Au vu de ces collusions , nous ne cèderons pas à la tentation de dire des attentats : "les Américains les ont bien cherchés". Ce serait indécent : les victimes d'Orlando ne sont pas les mêmes que ceux qui élaborent à Washington les politiques de déstabilisation. D'ailleurs, il ne faut pas imaginer que le terrorisme soit tenu pour un grave problème par les grands qui dirigent le monde. Malgré la rhétorique dont ils usent à l'usage du peuple, les attentats terroristes sont d'abord pour eux un moyen de déstabiliser l'adversaire (le seul qui compte, la Russie) ou de coaliser les opinions publiques autour d'eux , éventuellement de restreindre les libertés. Orlando, à cette échelle, est un non-évènement.

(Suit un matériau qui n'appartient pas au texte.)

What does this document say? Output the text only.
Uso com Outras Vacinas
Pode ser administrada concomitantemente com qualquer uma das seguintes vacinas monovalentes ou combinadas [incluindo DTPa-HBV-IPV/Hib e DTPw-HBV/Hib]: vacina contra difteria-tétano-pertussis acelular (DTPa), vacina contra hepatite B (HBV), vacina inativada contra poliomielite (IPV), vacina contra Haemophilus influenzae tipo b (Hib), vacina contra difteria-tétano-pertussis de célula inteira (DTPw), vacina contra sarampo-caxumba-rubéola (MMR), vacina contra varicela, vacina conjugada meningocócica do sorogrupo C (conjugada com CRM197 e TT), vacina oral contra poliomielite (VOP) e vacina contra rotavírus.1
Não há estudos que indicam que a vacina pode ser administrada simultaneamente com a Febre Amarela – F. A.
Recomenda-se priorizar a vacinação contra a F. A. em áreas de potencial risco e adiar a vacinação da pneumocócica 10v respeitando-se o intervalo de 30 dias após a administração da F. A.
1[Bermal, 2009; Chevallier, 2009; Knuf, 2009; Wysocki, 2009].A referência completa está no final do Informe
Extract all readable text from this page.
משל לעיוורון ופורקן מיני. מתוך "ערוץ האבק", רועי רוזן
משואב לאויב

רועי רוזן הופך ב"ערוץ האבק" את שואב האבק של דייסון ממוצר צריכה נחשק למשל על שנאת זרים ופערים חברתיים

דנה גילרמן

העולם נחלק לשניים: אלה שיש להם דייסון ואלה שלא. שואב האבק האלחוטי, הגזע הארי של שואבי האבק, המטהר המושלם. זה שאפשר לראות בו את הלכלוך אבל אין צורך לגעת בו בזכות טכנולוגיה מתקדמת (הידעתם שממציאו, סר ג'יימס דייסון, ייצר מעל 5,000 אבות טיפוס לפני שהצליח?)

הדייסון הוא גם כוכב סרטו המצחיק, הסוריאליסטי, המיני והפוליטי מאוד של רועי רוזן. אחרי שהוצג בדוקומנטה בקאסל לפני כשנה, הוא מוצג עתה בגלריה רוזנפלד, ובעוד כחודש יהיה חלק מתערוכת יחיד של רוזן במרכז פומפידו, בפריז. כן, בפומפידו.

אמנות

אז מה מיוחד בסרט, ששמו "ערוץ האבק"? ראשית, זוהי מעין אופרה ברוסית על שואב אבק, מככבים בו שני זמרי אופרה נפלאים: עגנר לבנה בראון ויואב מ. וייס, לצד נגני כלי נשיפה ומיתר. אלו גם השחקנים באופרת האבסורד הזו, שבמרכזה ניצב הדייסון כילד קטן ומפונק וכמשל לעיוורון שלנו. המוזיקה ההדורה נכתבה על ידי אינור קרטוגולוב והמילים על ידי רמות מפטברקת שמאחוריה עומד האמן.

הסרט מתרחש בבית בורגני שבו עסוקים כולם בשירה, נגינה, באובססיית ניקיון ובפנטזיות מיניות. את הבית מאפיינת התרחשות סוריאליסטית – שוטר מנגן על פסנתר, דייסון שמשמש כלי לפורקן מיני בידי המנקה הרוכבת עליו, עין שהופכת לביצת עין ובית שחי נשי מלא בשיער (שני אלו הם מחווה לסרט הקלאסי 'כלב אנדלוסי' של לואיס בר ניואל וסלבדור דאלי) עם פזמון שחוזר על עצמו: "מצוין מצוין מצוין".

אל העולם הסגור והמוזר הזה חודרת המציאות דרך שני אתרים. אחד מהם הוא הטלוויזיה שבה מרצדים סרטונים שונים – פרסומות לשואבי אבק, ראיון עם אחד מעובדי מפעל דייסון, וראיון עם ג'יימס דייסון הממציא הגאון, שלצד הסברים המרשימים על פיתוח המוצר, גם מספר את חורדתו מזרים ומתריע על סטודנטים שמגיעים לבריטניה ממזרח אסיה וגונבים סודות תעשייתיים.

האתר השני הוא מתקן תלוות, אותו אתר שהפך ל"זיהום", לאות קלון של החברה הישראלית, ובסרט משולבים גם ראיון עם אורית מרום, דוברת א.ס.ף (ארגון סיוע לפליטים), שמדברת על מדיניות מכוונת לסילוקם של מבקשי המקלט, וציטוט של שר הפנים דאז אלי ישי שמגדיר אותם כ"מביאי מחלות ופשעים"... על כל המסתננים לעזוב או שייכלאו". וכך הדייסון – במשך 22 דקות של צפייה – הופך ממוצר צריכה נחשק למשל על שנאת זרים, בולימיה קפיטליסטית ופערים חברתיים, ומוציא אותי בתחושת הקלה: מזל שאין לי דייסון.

Aujourd'hui alliée à l'islamisme contre la Russie, l 'Amérique aurait l'option alternative de s'allier à la Russie contre l'islamisme. C'est plus ou moins le programme de Trump. Le laissera-t-on faire ? En tous les cas ce serait là une rupture avec 70 ans de politique pro-islamiste : on comprend qu’elle suscite des inquiétudes à Washington.

Roland HUREAUX

[1] Le Monde, 20/06/2016

[2] Al Qaida ( dont la branche syrienne s'appelle Al Nosra) est désignée comme une organisation terroriste à combattre dans la Résolution de l'ONU du 18 décembre 2015 et a sinon revendiqué, du moins approuvé l'attentat du Bataclan, ce qui n'est pas le cas d'Ahrar-el-Sham. Voilà ce que les forces spéciales françaises continuent à soutenir !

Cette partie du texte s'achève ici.